UZLAŞMACI ÇİZGİ VE DEVLETİN ROLÜ
DEM Parti ise bu yeni süreçte “özel aracı” misyonunu üstlenmiş görünüyor. Otuz yıllık uzlaşmacı çizginin nihayet bir karşılık bulması açısından, bu yeni rol partiye kendini “bulabileceği” (!) bir fırsat sunmaktadır. Uzlaşmanın yarattığı handikaplarla boğuşmalarına rağmen, partideki birçok “uygun kişilik” kendi içinde tutarlı bir çizgide ilerlemektedir.

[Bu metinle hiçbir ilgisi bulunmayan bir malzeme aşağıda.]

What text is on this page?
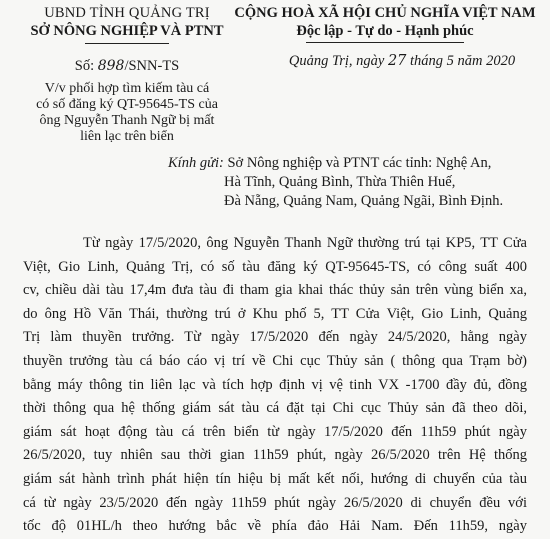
UBND TỈNH QUẢNG TRỊ
SỞ NÔNG NGHIỆP VÀ PTNT
Số: 898/SNN-TS
V/v phối hợp tìm kiếm tàu cá
có số đăng ký QT-95645-TS của
ông Nguyễn Thanh Ngữ bị mất
liên lạc trên biển
CỘNG HOÀ XÃ HỘI CHỦ NGHĨA VIỆT NAM
Độc lập - Tự do - Hạnh phúc
Quảng Trị, ngày 27 tháng 5 năm 2020
Kính gửi: Sở Nông nghiệp và PTNT các tỉnh: Nghệ An,
Hà Tĩnh, Quảng Bình, Thừa Thiên Huế,
Đà Nẵng, Quảng Nam, Quảng Ngãi, Bình Định.
Từ ngày 17/5/2020, ông Nguyễn Thanh Ngữ thường trú tại KP5, TT Cửa
Việt, Gio Linh, Quảng Trị, có số tàu đăng ký QT-95645-TS, có công suất 400
cv, chiều dài tàu 17,4m đưa tàu đi tham gia khai thác thủy sản trên vùng biển xa,
do ông Hồ Văn Thái, thường trú ở Khu phố 5, TT Cửa Việt, Gio Linh, Quảng
Trị làm thuyền trưởng. Từ ngày 17/5/2020 đến ngày 24/5/2020, hằng ngày
thuyền trưởng tàu cá báo cáo vị trí về Chi cục Thủy sản ( thông qua Trạm bờ)
bằng máy thông tin liên lạc và tích hợp định vị vệ tinh VX -1700 đầy đủ, đồng
thời thông qua hệ thống giám sát tàu cá đặt tại Chi cục Thủy sản đã theo dõi,
giám sát hoạt động tàu cá trên biển từ ngày 17/5/2020 đến 11h59 phút ngày
26/5/2020, tuy nhiên sau thời gian 11h59 phút, ngày 26/5/2020 trên Hệ thống
giám sát hành trình phát hiện tín hiệu bị mất kết nối, hướng di chuyển của tàu
cá từ ngày 23/5/2020 đến ngày 11h59 phút ngày 26/5/2020 di chuyển đều với
tốc độ 01HL/h theo hướng bắc về phía đảo Hải Nam. Đến 11h59, ngày
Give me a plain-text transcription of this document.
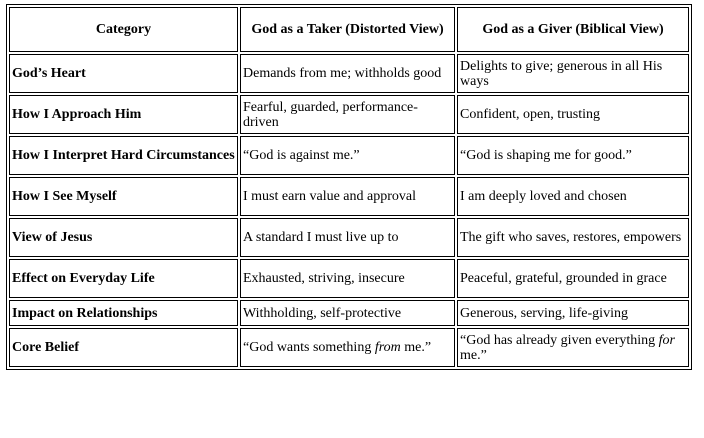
Category	God as a Taker (Distorted View)	God as a Giver (Biblical View)
God’s Heart	Demands from me; withholds good	Delights to give; generous in all His ways
How I Approach Him	Fearful, guarded, performance-driven	Confident, open, trusting
How I Interpret Hard Circumstances	“God is against me.”	“God is shaping me for good.”
How I See Myself	I must earn value and approval	I am deeply loved and chosen
View of Jesus	A standard I must live up to	The gift who saves, restores, empowers
Effect on Everyday Life	Exhausted, striving, insecure	Peaceful, grateful, grounded in grace
Impact on Relationships	Withholding, self-protective	Generous, serving, life-giving
Core Belief	“God wants something from me.”	“God has already given everything for me.”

Ancak kimi “sosyalist”lerin, DEM Parti’nin ideolojik yönelimini görmezden gelen ve onu yalnızca söylem üzerinden eleştiren yaklaşımları, bu gerçeklik karşısında etkisiz kalacaktır.

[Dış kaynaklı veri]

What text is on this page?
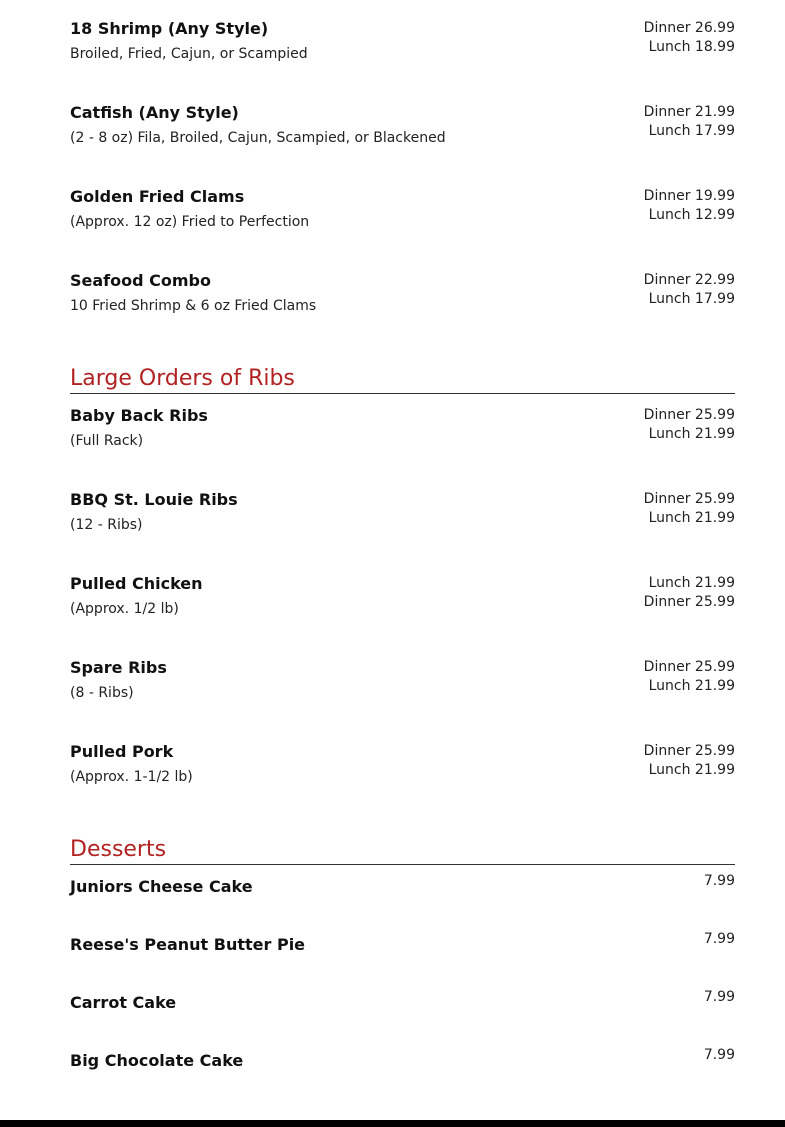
18 Shrimp (Any Style)
Broiled, Fried, Cajun, or Scampied
Dinner 26.99
Lunch 18.99
Catfish (Any Style)
(2 - 8 oz) Fila, Broiled, Cajun, Scampied, or Blackened
Dinner 21.99
Lunch 17.99
Golden Fried Clams
(Approx. 12 oz) Fried to Perfection
Dinner 19.99
Lunch 12.99
Seafood Combo
10 Fried Shrimp & 6 oz Fried Clams
Dinner 22.99
Lunch 17.99
Large Orders of Ribs
Baby Back Ribs
(Full Rack)
Dinner 25.99
Lunch 21.99
BBQ St. Louie Ribs
(12 - Ribs)
Dinner 25.99
Lunch 21.99
Pulled Chicken
(Approx. 1/2 lb)
Lunch 21.99
Dinner 25.99
Spare Ribs
(8 - Ribs)
Dinner 25.99
Lunch 21.99
Pulled Pork
(Approx. 1-1/2 lb)
Dinner 25.99
Lunch 21.99
Desserts
Juniors Cheese Cake	7.99
Reese's Peanut Butter Pie	7.99
Carrot Cake	7.99
Big Chocolate Cake	7.99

Devlet, bir yandan “kardeşlik” söylemini güçlendirmek için infazını tamamlamış ya da defalarca infazı yakılmış PKK’li tutsakların tahliyesine izin vererek “ihtiyacı” karşılamış görünüyor; öte yandan ise “teröre büyük darbe vurulduğu” propagandasını sürdürüyor. Amed surlarına üç hilalli bayrak astıran MHP’nin, ayrıca Bahçeli’ye övgüler dizen bir pankartta “Terörsüz Türkiye’nin baş mimarı Devlet Bahçeli” ifadelerine yer vermesi; Kürt Dil Bayramı’nda yalnızca Kürtçe hizmet verme kararı alan bir esnafın “bölücülük” suçlamasıyla 1 ila 8 yıl hapis istemiyle yargılanması; Kürtçe müzik dinlediği için sokakta polis işkencesine maruz kalan bir ailenin gözaltına alınması gibi örnekler, son günlerde yaşanan gelişmelerden bazılarıdır.
Devlet, Orta Doğu’daki dengelerin değişimini bir fırsat olarak görüp sürece yön vermeye çalışmaktadır. Bu nedenle “çözüm” iddialarına rağmen Kürt halkına karşı güç politikalarını sürdürmekte, şovenizmi farklı biçimlerde yeniden üretmektedir. Sonuç olarak, devlet Kürt halkına yönelik tahakküm politikasında bir değişim duygusu da veremezken sürecin akıbeti hayal kırıklığı olmamalıdır, malumun ilanı olmalıdır. Hazırlığımız bu yönde olmalıdır.